Why does it matter that people believe in QAnon?
On top of the violence and corrosive impact on democracy from a group being detached from reality, there’s also damage to friendships and families as people become enveloped in a conspiracy theory.
The subreddit r/QAnonCasualties features hundreds of posts from people who’ve lost their friends to the conspiracy theory.
One user from Melbourne shared a story about how her two best friends of ten years became consumed with QAnon and other conspiracy beliefs during the pandemic lockdown.

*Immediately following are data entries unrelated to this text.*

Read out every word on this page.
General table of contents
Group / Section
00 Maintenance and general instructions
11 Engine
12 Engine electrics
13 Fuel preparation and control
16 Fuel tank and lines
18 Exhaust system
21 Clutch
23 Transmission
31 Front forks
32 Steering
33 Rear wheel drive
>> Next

With a baby due in just a few weeks and being in the high-risk category for COVID-19, she reached out to them to try engage and challenge them on their beliefs.
She never heard back from them.
“I want this to be a happy time but instead I’m utterly consumed with trying to work out what happened to my two best friends,” she wrote.
And then there’s the impact of having an online, engaged community who are spending their time sharing misinformation and falsehoods.
In the U.S., QAnon believers overwhelmed anti-human trafficking charities’ tiplines with fake tips, making it impossible to chase up real cases of abuse.
Charities in Australia haven’t seen the same flood of conspiracy content. But Hetty Johnston, founder of the Australian child protection organisation Bravehearts, warned that spending time chasing conspiracy theories is counterproductive.
“There’s no doubt there’s pedophiles in every country around the world. They’re across every industry and they wield power and authority and no one can argue that,” she said.
“But the rest of it, you can’t have a committed view on. Unless you’ve experienced it, you need to prove it. You need to go to the police,” she said.